The former ace reliever was sent to the minors Monday mainly because he needs more work than would be available with the big league club, General Manager Ned Colletti said.

“For the most part he needs to pitch, he needs to build up his arm strength especially for his off-speed stuff,” Colletti said of Gagne, 34, a former Cy Young Award winner with the Dodgers who later was identified in the Mitchell Report as a user of performance-enhancing drugs. “We’re not going to have the innings on the big league side to do that.”

Colletti said he joined Manager Joe Torre and pitching coach Rick Honeycutt to deliver the news to Gagne, who was trying to get back into the big leagues after spending last year playing for a Canadian team. But the right-hander struggled in his first three spring appearances, giving up six earned runs in 2 2/3 innings.
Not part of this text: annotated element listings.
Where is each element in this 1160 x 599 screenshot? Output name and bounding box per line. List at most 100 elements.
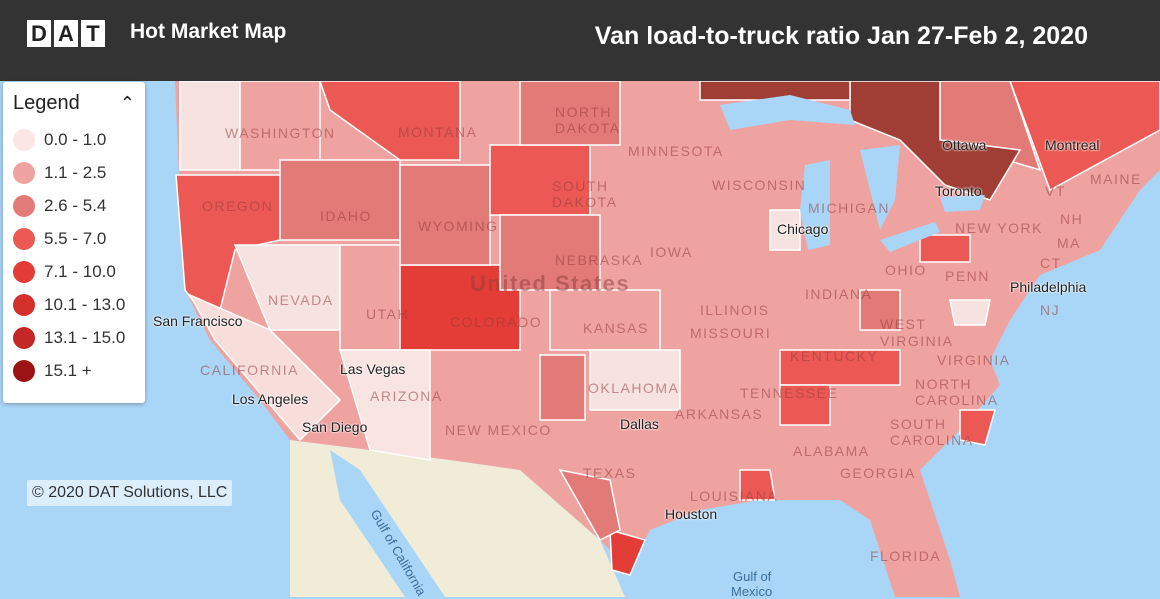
state-label: INDIANA [805, 286, 873, 302]
water-label: Mexico [731, 584, 773, 599]
chevron-up-icon[interactable]: ⌃ [119, 93, 135, 113]
state-label: OHIO [885, 262, 927, 278]
lake [880, 222, 940, 252]
lake [860, 145, 900, 230]
state-label: MAINE [1090, 171, 1142, 187]
state-label: LOUISIANA [690, 488, 779, 504]
state-label: KANSAS [583, 320, 649, 336]
city-label: Dallas [620, 416, 659, 432]
city-label: Ottawa [942, 137, 987, 153]
city-label: Philadelphia [1010, 279, 1087, 295]
legend-label: 5.5 - 7.0 [44, 228, 107, 248]
legend-swatch [13, 161, 35, 184]
region-29[interactable] [959, 409, 996, 446]
region-15[interactable] [338, 349, 431, 461]
state-label: ARKANSAS [675, 406, 764, 422]
city-label: Toronto [935, 183, 982, 199]
state-label: IDAHO [320, 208, 372, 224]
lake [800, 160, 830, 250]
region-24[interactable] [609, 528, 647, 576]
state-label: PENN [945, 268, 990, 284]
region-28[interactable] [859, 289, 901, 331]
region-27[interactable] [949, 299, 991, 326]
city-label: Montreal [1045, 137, 1100, 153]
state-label: NORTH [915, 376, 973, 392]
region-16[interactable] [539, 354, 586, 421]
header: D A T Hot Market Map Van load-to-truck r… [0, 0, 1160, 81]
region-26[interactable] [769, 209, 801, 251]
legend-item: 1.1 - 2.5 [13, 156, 135, 189]
state-label: NEW YORK [955, 220, 1043, 236]
region-3[interactable] [279, 159, 401, 241]
state-label: DAKOTA [552, 194, 618, 210]
state-label: MA [1057, 235, 1081, 251]
mexico-land [290, 440, 625, 597]
region-20[interactable] [1009, 81, 1160, 192]
city-label: San Diego [302, 419, 368, 435]
state-label: ALABAMA [793, 443, 870, 459]
logo-letter: D [27, 20, 51, 47]
region-25[interactable] [558, 468, 621, 541]
legend-label: 1.1 - 2.5 [44, 162, 107, 182]
region-17[interactable] [779, 349, 901, 386]
region-19[interactable] [919, 234, 971, 263]
state-label: United States [470, 271, 631, 296]
legend-label: 0.0 - 1.0 [44, 129, 107, 149]
legend-swatch [13, 293, 35, 316]
legend-title: Legend [13, 92, 80, 114]
legend-item: 5.5 - 7.0 [13, 222, 135, 255]
state-label: MONTANA [398, 124, 478, 140]
city-label: Las Vegas [340, 361, 406, 377]
state-label: DAKOTA [555, 120, 621, 136]
legend-swatch [13, 227, 35, 250]
state-label: MICHIGAN [808, 200, 890, 216]
state-label: NORTH [555, 104, 613, 120]
state-label: KENTUCKY [790, 348, 879, 364]
region-30[interactable] [739, 469, 776, 501]
legend-swatch [13, 194, 35, 217]
city-label: Chicago [777, 221, 829, 237]
app-title: Hot Market Map [130, 20, 287, 43]
state-label: VIRGINIA [880, 333, 954, 349]
state-label: MISSOURI [690, 325, 772, 341]
legend-label: 7.1 - 10.0 [44, 261, 116, 281]
region-11[interactable] [519, 81, 621, 146]
legend-item: 10.1 - 13.0 [13, 288, 135, 321]
state-label: CAROLINA [915, 392, 999, 408]
map-canvas[interactable] [0, 81, 1160, 597]
region-22[interactable] [849, 81, 1022, 201]
region-9[interactable] [399, 164, 491, 266]
state-label: ILLINOIS [700, 302, 770, 318]
state-label: NH [1060, 211, 1084, 227]
legend-swatch [13, 260, 35, 283]
logo-letter: T [81, 20, 105, 47]
state-label: UTAH [366, 306, 410, 322]
region-6[interactable] [188, 293, 342, 442]
state-label: CT [1040, 255, 1062, 271]
legend-item: 7.1 - 10.0 [13, 255, 135, 288]
logo-letter: A [54, 20, 78, 47]
legend-panel: Legend ⌃ 0.0 - 1.0 1.1 - 2.5 2.6 - 5.4 5.5 … [3, 82, 145, 403]
dat-logo: D A T [27, 20, 105, 47]
region-18[interactable] [779, 384, 831, 426]
region-4[interactable] [319, 81, 461, 161]
legend-label: 2.6 - 5.4 [44, 195, 107, 215]
state-label: NEBRASKA [555, 252, 644, 268]
state-label: VIRGINIA [937, 352, 1011, 368]
state-label: VT [1045, 183, 1066, 199]
legend-item: 2.6 - 5.4 [13, 189, 135, 222]
region-14[interactable] [589, 349, 681, 411]
state-label: CALIFORNIA [200, 362, 300, 378]
state-label: WYOMING [418, 218, 499, 234]
legend-label: 13.1 - 15.0 [44, 327, 126, 347]
state-label: MINNESOTA [628, 143, 724, 159]
state-label: TEXAS [583, 465, 637, 481]
state-label: WASHINGTON [225, 125, 336, 141]
region-23[interactable] [699, 81, 851, 101]
city-label: Los Angeles [232, 391, 309, 407]
state-label: GEORGIA [840, 465, 916, 481]
legend-label: 15.1 + [44, 360, 92, 380]
state-label: OREGON [202, 198, 274, 214]
copyright: © 2020 DAT Solutions, LLC [27, 480, 233, 506]
legend-swatch [13, 128, 35, 151]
Gagne left the Dodgers’ spring-training complex in Camelback Ranch on Monday morning shortly before the announcement. Asked how he reacted to the decision, Colletti said, “He’s a veteran who knows where he is. I think he just wanted to make sure we still had an interest in him, which we do. So I think he took it fine.”

Colletti said Gagne’s invitation to major league camp was “one of those nothing-ventured, nothing-gained-type situations, [to] give him an opportunity to see what he could do.”

Gagne won the Cy Young Award with the Dodgers in 2003, when he converted 55 of 55 save opportunities.

Belisario watch

Dodgers reliever Ronald Belisario of Venezuela still has not reported to camp because of visa problems and Colletti and Torre each said it’s all but certain he won’t be on the opening-day roster.

“Until he gets here there’s no way to tell” about the right-hander’s pitching condition, “but it’s obviously going to be a lot easier making the team if he’s in Glendale than if he’s in Caracas,” Colletti said.

Belisario’s agent, Paul Kinzer, said he had no update on Belisario’s situation. Kinzer previously said that an unresolved drunk-driving charge against Belisario had complicated matters for the 27-year-old pitcher, who was workhorse in his rookie year in 2009 with 69 appearances. Belisario pleaded not guilty to the misdemeanor charge.

Torre, who just returned from a goodwill series in Taiwan, said, “I thought the chances of him getting here while we were gone were pretty good but evidently it didn’t take place.”

Making the opening-day roster at this point “would be a long shot,” Torre said. “I don’t know how much throwing he’s been doing.”

Home again

Torre was back managing in the Dodgers’ 4-0 win over the Angels at Tempe Diablo Stadium but Manny Ramirez, James Loney and most of the other Dodgers who made the trip to Taiwan were given the day off Monday after arriving in Phoenix on Sunday night. The entire team has a day off Tuesday.

“We certainly had a great response from the fans over there,” Torre said. “They’re very passionate and all around town it was pretty evident that they knew the Dodgers were there.”

And finally

Pitchers Brent Leach and Travis Schlichting, and infielder Ivan DeJesus — all on the Dodgers 40-man roster — were optioned to minor league camp, and infielder Argenis Reyes was reassigned to the minors.